Where the specific newdefer was called, as follows:

func deferproc(siz int32, fn *funcval) { // arguments of fn follow fn
    sp := getcallersp()
    argp := uintptr(unsafe.Pointer(&fn)) + unsafe.Sizeof(fn)
    callerpc := getcallerpc()

    d := newdefer(siz)

It is clear that the deferProc method that was called in the previous version is now used for scenarios that are assigned to the heap.


  • One thing is certaindeferprocIt wasn’t eliminated, it was optimized.
  • The Go compiler chooses to use it according to the application scenariodeferprocordeferprocStackMethods, which are for usage scenarios allocated on the heap and stack, respectively.

Where is the optimization

The main optimization is a change in the stack allocation rules for its deferred object, as the compiler analyzes the depth of the for-loop iteration for the deferred object.

// src/cmd/compile/internal/gc/esc.go
case ODEFER:
    if e.loopdepth == 1 { // top level
        n.Esc = EscNever // force stack allocation of defer record (see ssa.go)

If the GO compiler detects a loopdepth of 1, the result of escape analysis is set and allocated to the stack, otherwise to the heap.

// src/cmd/compile/internal/gc/ssa.go
case ODEFER:
    d := callDefer
    if n.Esc == EscNever {
        d = callDeferStack
    s.call(n.Left, d)

In this way, a large amount of performance overhead brought by frequent calls to SystemStack, MallocGC and other methods is removed, so as to achieve the role of improving performance in most scenarios.

Loop call defer

Back to the problem itself, once you know the mechanics of DEFER tuning. Is there any performance impact to “leaving the defer keyword in the loop?”

The most immediate effect is that around 30% of the performance optimizations are completely lost, and because of the incorrect posture, the theoretical deferring of the existing overhead (long linked list) also increases and the performance degrades.
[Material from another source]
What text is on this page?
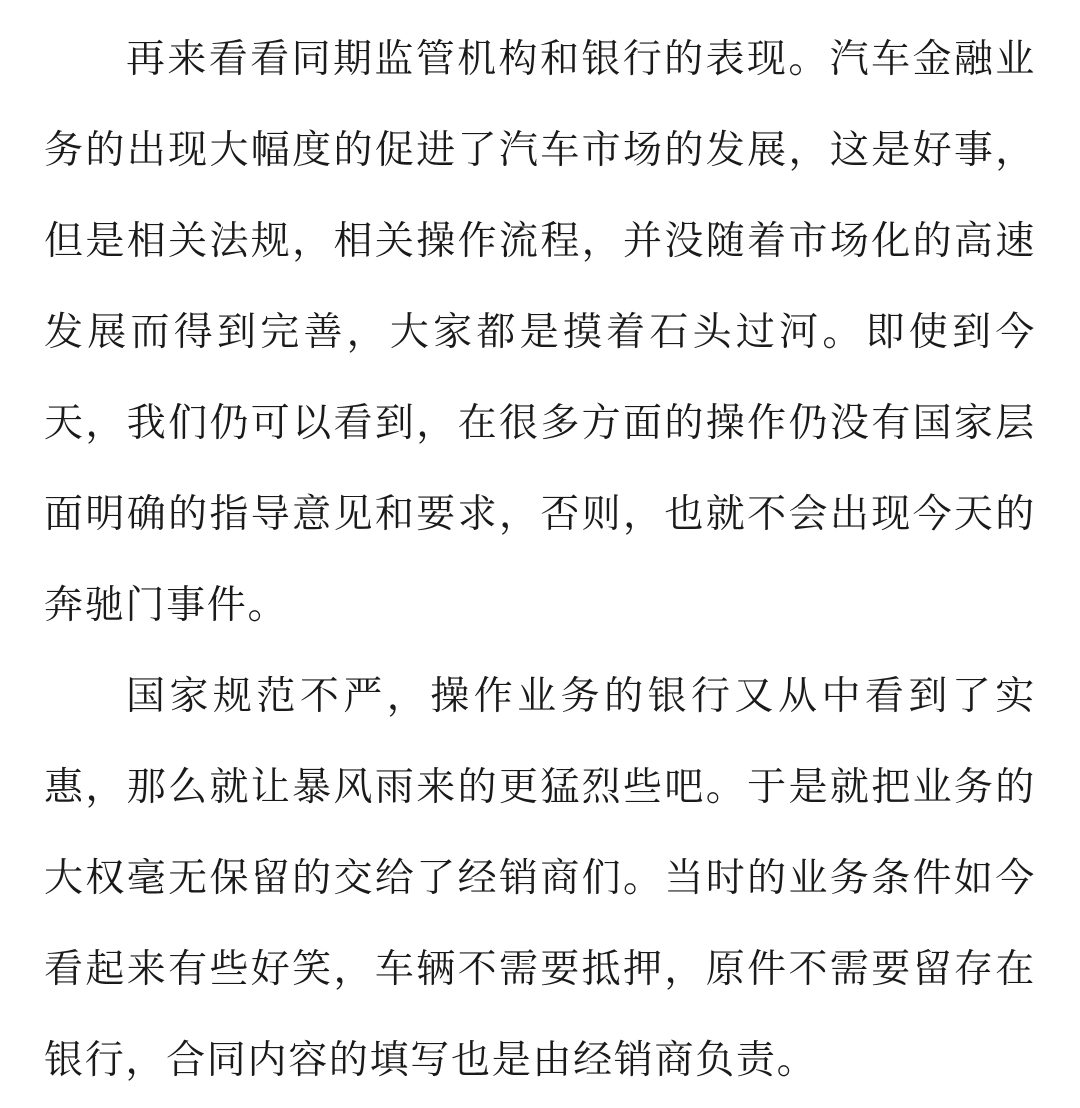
再来看看同期监管机构和银行的表现。汽车金融业务的出现大幅度的促进了汽车市场的发展，这是好事，但是相关法规，相关操作流程，并没随着市场化的高速发展而得到完善，大家都是摸着石头过河。即使到今天，我们仍可以看到，在很多方面的操作仍没有国家层面明确的指导意见和要求，否则，也就不会出现今天的奔驰门事件。

国家规范不严，操作业务的银行又从中看到了实惠，那么就让暴风雨来的更猛烈些吧。于是就把业务的大权毫无保留的交给了经销商们。当时的业务条件如今看起来有些好笑，车辆不需要抵押，原件不需要留存在银行，合同内容的填写也是由经销商负责。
So we want to avoid code for the following two scenarios:

  • Explicit loop: An explicit loop is called outside of the call to defer keyword, such as:for-loopStatements, etc.
  • Implicit loop: There is loop-like nested logic on the call to defer keyword, such as:gotoStatements, etc.

Explicit cycle

The first example is to use the defer keyword directly within the code’s for loop:

func main() { for i := 0; i <= 99; I++ {defer func () {FMT. Println (" brain into fish ")} ()}}

This is the most common pattern, whether it’s for crawlers or for Goroutine calls, and many people like to write this.

This is an explicit call to the loop.

The implicit cycle

The second example is using a keyword like goto in your code:

func main() {
    i := 1
    defer func() {}()
    if i == 1 {
        i -= 1
        goto food

This is rare, because the goto keyword is sometimes even listed as a code specification that is not intended for use, which is often a source of abuse, so most of the logic is implemented the way it is.

This is an implicit call, resulting in a class loop.


Obviously, Defer didn’t say that he was doing anything particularly fantastic by design. He is mainly based on the actual application of some scenarios for optimization, to achieve better performance.

Although there is a little overhead involved in defering itself, it is not as cumbersome as you might think. Only consider tuning if you defer the code you’ve deferred is code that needs to be executed frequently.

Otherwise, there’s no need to get too tangled up. In fact, when you guess or run into a performance problem, just look at the Pprof analysis to see if you’re in the corresponding hot path and tune it properly.

An optimization might as well be simply removing the defer and executing manually, which is not complicated. Avoid the minefields of deferred explicit and implicit loops when coding to maximize performance.

If you have any questions, please feel free to give feedback and exchange in the comment section. The best relationship is mutual achievement. Your thumb up is the biggest motivation for Fried Fish’s creation.

The article is updated continuously, you can search “brain into fried fish” to read, reply [
000I have prepared the first line of big factory interview algorithm solutions and information; In this paper,
github.com/eddycjy/blogHas been included, welcome STAR to urge more.